Usando apenas imagens de arquivo – cada uma mais espetacular que a outra – recriações de cenas de época e uma trilha sonora atmosférica e marcante de Bradford Cox (Deerhunter), “Teenage” mostra como os jovens passaram de mão de obra barata na época da Revolução Industrial a maior legião de consumidores do planeta.
Antes da Segunda Guerra havia apenas duas distinções de idade: crianças e adultos. Os jovens ajudavam os pais em trabalhos braçais e nas fábricas. Há cenas inacreditáveis de 1904, mostrando crianças de cinco ou seis anos trabalhando em máquinas industriais. O mundo das crianças era um pesadelo dickensiano de cidades cinzas e longas horas de trabalho. No future for you.

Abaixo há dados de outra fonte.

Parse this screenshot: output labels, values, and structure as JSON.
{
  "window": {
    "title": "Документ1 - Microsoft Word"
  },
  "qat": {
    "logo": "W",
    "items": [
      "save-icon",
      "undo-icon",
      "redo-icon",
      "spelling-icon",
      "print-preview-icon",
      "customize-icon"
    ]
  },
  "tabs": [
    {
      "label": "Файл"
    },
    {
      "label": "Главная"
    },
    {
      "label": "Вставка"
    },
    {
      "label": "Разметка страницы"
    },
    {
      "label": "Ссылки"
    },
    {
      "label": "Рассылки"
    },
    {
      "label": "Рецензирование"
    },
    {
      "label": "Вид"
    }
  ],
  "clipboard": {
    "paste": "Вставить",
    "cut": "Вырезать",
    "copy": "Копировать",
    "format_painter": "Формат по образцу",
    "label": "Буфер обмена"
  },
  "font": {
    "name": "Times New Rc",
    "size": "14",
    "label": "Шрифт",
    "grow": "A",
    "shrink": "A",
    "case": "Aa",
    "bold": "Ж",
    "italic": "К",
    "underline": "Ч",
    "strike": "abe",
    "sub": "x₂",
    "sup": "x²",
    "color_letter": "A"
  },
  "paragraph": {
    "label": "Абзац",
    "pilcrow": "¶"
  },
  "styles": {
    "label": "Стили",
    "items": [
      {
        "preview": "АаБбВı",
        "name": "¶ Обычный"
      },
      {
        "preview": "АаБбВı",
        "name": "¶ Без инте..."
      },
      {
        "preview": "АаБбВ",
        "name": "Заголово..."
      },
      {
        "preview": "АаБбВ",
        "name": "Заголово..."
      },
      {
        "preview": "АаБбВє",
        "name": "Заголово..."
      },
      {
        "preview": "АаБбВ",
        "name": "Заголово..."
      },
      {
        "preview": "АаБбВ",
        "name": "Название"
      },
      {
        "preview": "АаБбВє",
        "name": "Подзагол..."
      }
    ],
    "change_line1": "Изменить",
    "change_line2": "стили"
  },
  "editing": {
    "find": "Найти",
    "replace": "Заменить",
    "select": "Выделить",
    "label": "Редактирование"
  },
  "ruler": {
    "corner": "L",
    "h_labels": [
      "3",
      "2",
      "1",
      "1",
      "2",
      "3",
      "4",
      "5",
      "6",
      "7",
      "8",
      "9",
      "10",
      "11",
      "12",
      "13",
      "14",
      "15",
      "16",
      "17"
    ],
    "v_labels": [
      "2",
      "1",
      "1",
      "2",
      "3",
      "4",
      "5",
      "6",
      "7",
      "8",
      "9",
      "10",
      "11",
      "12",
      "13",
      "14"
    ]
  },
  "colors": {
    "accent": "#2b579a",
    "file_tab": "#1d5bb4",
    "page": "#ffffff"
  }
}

Nas duas guerras mundiais, os jovens foram explorados, tanto na produção de armas e materiais de guerra – carros, uniformes, equipamentos – quanto nos campos de batalha. Alguns se rebelaram, e nos locais mais improváveis: há a história dos jovens alemães que cultuavam o jazz americano de Duke Ellington e Louis Armstrong e arriscaram a vida dançando sons negros na Alemanha nazista. Uma foto mostra dezenas deles, enforcados pelos próprios alemães.
Uma das sequências mais espetaculares mostra um festival de jazz ao ar livre nos Estados Unidos, nos anos 20, em que jovens brancos e negros dançavam juntos o swing. A música ajudava a integrar racialmente um país que, ainda era dividido por um racismo profundo. A expressão de alegria e felicidade na cara dos adolescentes negros e brancos é uma das imagens mais marcantes que já vi.
O filme não tem entrevistas, apenas narrações feitas por jovens de diferentes nacionalidades. Uma alemã narra as cenas da juventude de seu país às voltas com o surgimento de Hitler; uma menina inglesa conta a experiência de viver num país arrasado pela guerra; um americano narra como o fim da Segunda Guerra trouxe ao país um progresso nunca visto até então.
Foi nessa época que a indústria pop percebeu que havia uma legião de consumidores de 16 a 20 anos, velhos demais para serem considerados crianças e novos demais para a vida adulta, e que formariam a base da indústria cultural a partir dali. É quando surge Frank Sinatra, o primeiro ídolo pop em escala mundial.
Mesmo que você não fale inglês perfeitamente, dá para acompanhar o filme numa boa, com legendas em inglês. As cenas de arquivo são impressionantes e dizem mais que qualquer narração. Você pode acessar o site do filme (aqui) e vê-lo no Netflix gringo (o Netflix nacional, essa porcaria que não tem uma fração do catálogo gringo, ainda não oferece o filme).